Avoiding a “sugar rush” of the AI infrastructure
The long-term success of expanding the country’s AI infrastructure requires investment in the “full stack,” including data pipelines, storage, energy sourcing, security, talent and capabilities, Stuart Abbott, managing director of UK and Irish AI infrastructure company VAST Data, told CNBC.
“If the UK wants this to last and not become a year-long sugar rush, it needs to treat AI infrastructure like economic infrastructure.”
Stuart Abbott
Managing Director for UK and Ireland at AI infrastructure company VAST Data
That means “developing an operational structure that enables real-world institutions to safely deploy AI at scale,” he added. “If the UK wants this to last and not become a year-long sugar rush, it needs to treat AI infrastructure like economic infrastructure.”
The challenges are significant. The value of data center deals in Europe pales in comparison to the amounts flowing into projects in the US. The UK also currently has the most expensive energy in Europe, around 75% higher than before Russia’s invasion of Ukraine, and aging grid infrastructure that can take many years to connect to new locations.
A possible solution for projects that cannot ensure secure access to the national grid is microgrids, AVK’s Pritchard said. Microgrids are self-contained networks of electricity from sources such as motors, renewable energy and batteries.
Pritchard said AVK is currently designing two microgrids for partners building cloud computing, but not AI, in the UK. Construction can take about three years and currently costs about 10% more than energy from the grid.

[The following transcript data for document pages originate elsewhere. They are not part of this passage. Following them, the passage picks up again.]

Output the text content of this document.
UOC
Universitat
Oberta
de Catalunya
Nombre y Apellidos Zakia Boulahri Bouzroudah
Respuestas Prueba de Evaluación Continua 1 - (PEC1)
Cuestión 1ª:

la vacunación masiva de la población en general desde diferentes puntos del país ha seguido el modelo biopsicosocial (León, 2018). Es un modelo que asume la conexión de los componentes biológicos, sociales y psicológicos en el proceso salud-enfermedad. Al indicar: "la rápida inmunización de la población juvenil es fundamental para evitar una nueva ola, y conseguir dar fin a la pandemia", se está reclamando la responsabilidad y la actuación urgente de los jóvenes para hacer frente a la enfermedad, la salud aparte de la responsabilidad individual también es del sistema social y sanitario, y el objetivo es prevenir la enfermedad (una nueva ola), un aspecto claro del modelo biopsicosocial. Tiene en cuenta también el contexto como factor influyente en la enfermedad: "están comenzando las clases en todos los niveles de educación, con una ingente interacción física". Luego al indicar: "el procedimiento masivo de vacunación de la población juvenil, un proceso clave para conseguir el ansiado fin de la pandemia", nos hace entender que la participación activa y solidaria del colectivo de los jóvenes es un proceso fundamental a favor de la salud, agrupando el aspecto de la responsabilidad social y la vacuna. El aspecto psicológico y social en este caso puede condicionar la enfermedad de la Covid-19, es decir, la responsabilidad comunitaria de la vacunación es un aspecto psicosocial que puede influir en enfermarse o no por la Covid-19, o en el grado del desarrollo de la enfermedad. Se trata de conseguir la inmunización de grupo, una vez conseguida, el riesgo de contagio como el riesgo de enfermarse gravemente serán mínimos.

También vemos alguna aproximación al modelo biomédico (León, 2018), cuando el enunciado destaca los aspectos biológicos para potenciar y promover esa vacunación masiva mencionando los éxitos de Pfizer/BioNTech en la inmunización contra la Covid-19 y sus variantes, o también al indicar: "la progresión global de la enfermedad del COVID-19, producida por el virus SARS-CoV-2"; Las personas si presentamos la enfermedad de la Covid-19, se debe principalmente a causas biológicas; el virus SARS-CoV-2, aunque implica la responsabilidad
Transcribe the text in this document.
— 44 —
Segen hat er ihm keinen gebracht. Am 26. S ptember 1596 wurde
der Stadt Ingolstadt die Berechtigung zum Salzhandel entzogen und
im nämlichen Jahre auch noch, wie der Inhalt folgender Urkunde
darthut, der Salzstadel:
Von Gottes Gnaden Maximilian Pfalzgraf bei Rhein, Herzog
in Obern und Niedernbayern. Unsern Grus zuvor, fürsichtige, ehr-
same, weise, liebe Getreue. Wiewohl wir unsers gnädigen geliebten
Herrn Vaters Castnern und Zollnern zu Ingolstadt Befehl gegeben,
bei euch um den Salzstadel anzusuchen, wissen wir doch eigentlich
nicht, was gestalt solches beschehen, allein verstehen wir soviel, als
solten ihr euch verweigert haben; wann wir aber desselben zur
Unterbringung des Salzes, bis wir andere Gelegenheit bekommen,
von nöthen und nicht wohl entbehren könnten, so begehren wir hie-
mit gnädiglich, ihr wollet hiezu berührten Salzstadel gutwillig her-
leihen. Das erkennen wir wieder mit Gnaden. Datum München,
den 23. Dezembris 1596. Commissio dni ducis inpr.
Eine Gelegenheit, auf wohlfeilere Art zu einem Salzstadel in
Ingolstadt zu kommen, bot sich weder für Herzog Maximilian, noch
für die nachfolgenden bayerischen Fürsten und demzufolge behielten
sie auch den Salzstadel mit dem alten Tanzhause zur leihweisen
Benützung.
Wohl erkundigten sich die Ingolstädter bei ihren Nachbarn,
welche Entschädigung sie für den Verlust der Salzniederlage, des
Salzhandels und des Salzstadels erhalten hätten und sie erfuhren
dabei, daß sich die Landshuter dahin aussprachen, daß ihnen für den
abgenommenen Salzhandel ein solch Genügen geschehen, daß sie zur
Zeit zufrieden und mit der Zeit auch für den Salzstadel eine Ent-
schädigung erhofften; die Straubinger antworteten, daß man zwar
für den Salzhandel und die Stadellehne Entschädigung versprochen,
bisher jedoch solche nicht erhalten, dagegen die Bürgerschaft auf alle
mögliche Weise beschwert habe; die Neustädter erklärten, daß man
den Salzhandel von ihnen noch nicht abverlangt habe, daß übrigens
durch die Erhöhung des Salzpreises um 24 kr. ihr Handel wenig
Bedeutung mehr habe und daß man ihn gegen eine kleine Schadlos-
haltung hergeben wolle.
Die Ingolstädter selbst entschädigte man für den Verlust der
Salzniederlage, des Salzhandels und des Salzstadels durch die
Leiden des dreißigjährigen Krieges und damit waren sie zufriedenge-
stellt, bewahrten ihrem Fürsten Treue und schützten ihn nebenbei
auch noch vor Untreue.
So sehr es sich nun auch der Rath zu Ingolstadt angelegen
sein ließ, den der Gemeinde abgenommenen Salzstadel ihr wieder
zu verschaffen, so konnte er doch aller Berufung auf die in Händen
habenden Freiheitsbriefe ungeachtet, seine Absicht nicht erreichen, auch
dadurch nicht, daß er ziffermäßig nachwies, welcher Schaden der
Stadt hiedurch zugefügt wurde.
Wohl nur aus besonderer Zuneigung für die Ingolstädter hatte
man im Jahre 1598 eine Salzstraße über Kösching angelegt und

Co-locating computing power where there is already power, rather than “forcing everything into greenfield sites” – the term for undeveloped sites – is also a way to get AI infrastructure up and running faster, VAST Data’s Abbot said.
The pace of implementation will be crucial, Kao Data’s Lamb told CNBC. “Unless fundamental issues surrounding energy availability and prices, AI copyrights and funding for AI developments are resolved quickly, the UK will miss out on one of the most remarkable economic opportunities of our time and ultimately risk becoming an international AI laggard.”